E. R. Wright, an undertaker and a resident of the city of Cortland, said that on Nov. 3 last he furnished a wagon, man and team to go after a body at Otisco. The coroner accompanied that team; the team returned in the evening with the body enclosed in a casket and rough box. The body was placed in his possession and he turned it over to the doctors who made the post mortem examination.
H. H. COLEMAN DEAD.
He Was Col. J. C. Carmichael's Body Servant.
All members of the One Hundred Fifty-seventh regiment and many others among the older residents of Cortland will remember H. H. Coleman, better known as "Quash," the colored boy, who was picked up by Col. J. C. Carmichael in the South during the war and brought back to Cortland by him after the war was over.
The boy was about 17 or 18 years of age and acted as Colonel Carmichael's body servant and took care of his horse. He could neither read nor write, nor did he know his real name, nor who his parents were. He remained with Col. Carmichael in Cortland for three or four years, was taught to read and write and in addition to caring for the colonel's horses, worked in the furniture store of which Colonel Carmichael was then the proprietor. After learning to read, the necessity for having a name by which he could be known occurred to him and he selected the name Henry H. Coleman. After leaving Cortland he went to Ithaca where he married and where he has since made his home.
The Ithaca papers of Saturday contain an account of his death by his own hand in that city on Friday night or Saturday morning last. The body was found about 10 o'clock Saturday morning in the colored Masonic and Odd Fellows lodge rooms at the corner of Albany and State-sts. The body was then cold and it is believed the man had been dead several hours.
In an adjoining room large pools of blood marked the place where he had cut his throat.

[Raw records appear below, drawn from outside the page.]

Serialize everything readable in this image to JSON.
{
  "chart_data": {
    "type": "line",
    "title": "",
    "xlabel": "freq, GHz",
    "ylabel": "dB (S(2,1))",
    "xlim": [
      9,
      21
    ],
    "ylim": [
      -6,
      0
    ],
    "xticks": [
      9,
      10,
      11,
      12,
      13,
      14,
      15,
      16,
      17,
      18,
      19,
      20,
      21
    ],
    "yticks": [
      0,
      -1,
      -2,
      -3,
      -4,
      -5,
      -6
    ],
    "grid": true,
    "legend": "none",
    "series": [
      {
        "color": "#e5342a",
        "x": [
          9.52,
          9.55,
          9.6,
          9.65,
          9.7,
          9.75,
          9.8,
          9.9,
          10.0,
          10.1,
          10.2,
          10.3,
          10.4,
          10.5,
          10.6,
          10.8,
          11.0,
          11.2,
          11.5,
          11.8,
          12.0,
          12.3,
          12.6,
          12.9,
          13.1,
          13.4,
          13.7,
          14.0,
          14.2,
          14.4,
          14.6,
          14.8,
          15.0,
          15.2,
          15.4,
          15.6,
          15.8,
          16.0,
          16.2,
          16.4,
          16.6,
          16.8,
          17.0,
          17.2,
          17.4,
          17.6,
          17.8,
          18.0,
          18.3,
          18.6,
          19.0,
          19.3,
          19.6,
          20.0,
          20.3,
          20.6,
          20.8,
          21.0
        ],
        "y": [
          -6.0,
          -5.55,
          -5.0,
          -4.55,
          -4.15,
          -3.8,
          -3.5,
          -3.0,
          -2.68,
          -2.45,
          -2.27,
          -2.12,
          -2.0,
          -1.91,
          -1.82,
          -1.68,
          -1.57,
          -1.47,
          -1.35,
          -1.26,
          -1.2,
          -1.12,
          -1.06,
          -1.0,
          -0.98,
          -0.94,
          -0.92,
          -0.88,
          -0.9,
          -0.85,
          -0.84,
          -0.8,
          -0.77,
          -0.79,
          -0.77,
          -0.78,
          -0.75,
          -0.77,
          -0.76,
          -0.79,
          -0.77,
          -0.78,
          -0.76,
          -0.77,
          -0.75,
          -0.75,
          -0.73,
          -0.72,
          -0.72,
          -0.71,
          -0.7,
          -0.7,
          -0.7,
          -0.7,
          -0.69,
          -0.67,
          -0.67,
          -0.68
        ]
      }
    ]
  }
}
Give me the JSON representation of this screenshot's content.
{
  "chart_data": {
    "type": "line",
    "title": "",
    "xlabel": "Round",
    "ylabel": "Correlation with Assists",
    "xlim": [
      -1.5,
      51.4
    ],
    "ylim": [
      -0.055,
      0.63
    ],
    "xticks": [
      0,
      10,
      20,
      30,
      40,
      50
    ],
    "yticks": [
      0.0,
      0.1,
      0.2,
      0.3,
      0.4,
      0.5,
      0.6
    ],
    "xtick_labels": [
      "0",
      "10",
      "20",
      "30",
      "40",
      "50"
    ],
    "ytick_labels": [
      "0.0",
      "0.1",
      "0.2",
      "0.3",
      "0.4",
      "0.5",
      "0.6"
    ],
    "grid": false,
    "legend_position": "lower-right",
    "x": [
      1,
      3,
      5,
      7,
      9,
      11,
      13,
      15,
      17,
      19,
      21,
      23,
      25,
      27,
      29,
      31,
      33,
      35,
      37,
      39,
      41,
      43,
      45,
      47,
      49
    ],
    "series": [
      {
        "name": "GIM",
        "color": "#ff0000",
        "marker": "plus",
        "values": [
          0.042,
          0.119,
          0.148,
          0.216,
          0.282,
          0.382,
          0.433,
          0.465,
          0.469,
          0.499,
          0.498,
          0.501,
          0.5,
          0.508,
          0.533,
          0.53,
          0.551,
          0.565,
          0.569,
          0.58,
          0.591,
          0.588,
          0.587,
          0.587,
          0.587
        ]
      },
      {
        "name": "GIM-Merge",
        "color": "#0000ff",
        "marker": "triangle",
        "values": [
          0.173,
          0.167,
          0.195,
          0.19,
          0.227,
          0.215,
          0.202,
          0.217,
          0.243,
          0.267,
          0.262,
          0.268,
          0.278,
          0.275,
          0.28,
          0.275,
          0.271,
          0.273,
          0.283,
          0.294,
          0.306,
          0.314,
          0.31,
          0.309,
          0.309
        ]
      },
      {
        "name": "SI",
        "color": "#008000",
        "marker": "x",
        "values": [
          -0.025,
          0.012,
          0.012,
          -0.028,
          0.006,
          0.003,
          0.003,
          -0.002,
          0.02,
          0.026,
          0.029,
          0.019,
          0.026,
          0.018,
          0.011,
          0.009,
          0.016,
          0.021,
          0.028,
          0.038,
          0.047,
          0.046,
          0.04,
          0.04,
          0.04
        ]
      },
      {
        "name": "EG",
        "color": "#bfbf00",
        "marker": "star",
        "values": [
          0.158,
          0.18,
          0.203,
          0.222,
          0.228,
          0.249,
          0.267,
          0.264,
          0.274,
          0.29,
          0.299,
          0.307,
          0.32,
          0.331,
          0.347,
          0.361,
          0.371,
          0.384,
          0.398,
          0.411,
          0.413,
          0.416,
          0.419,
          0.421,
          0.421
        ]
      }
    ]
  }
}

A white handled razor, covered with blood, was found lying among some papers in the middle of the room.
Mr. Coleman had until six weeks ago been janitor of the First National bank of Ithaca for five years. Since losing his position in the bank he had become despondent and only a few days ago he told his wife that he wished be was dead. Coroner Judd took charge of the case. Mr. Coleman was about 60 years of age. He had no children and is survived only by his wife.
An Ancient Document.
Mr. E. C. Rindge has in his possession an ancient, time worn document which he regards as a curiosity and treasure as an heirloom. It is a deed dated Dec. 20, 1802, just 100 years ago Saturday, and is the record of the conveyance of the farm where Mr. Rindge now lives from John Keep of Homer to Isaac Rindge, the grandfather of the present owner.
BREVITIES.
—The Holiday vacation in the city schools will begin next Wednesday noon and continue until Monday morning, Jan. 5.
—The Cortland Business institute will close Wednesday afternoon for the Holiday vacation. It will open again Monday, Jan. 5.
—A regular meeting of the Royal Arcanum council will be held Tuesday evening Dec. 23 at G. A. R. hall at 7:30 o'clock. Officers for 1903 will be elected.
—Work on the new Central school building [extension on existing building] is rapidly nearing completion and will be ready for use at the opening of the second term of school during the early part of February.
—Soda water dealers who put a "stick" into their soda will have to pay the special tax of retail liquor dealers hereafter. The commissioner of internal revenue has sent out a notice to this effect.
—The new display advertisements today are—Smith & Beaudry, Christmas supplies, page 5; McGraw & Elliott, Suggestions for Christmas, page 6; McKinney & Doubleday, Christmas specials, page 7; G. H. Wiltsie, Handkerchiefs, etc., page 6; L. Randall, Christmas candies, page 6.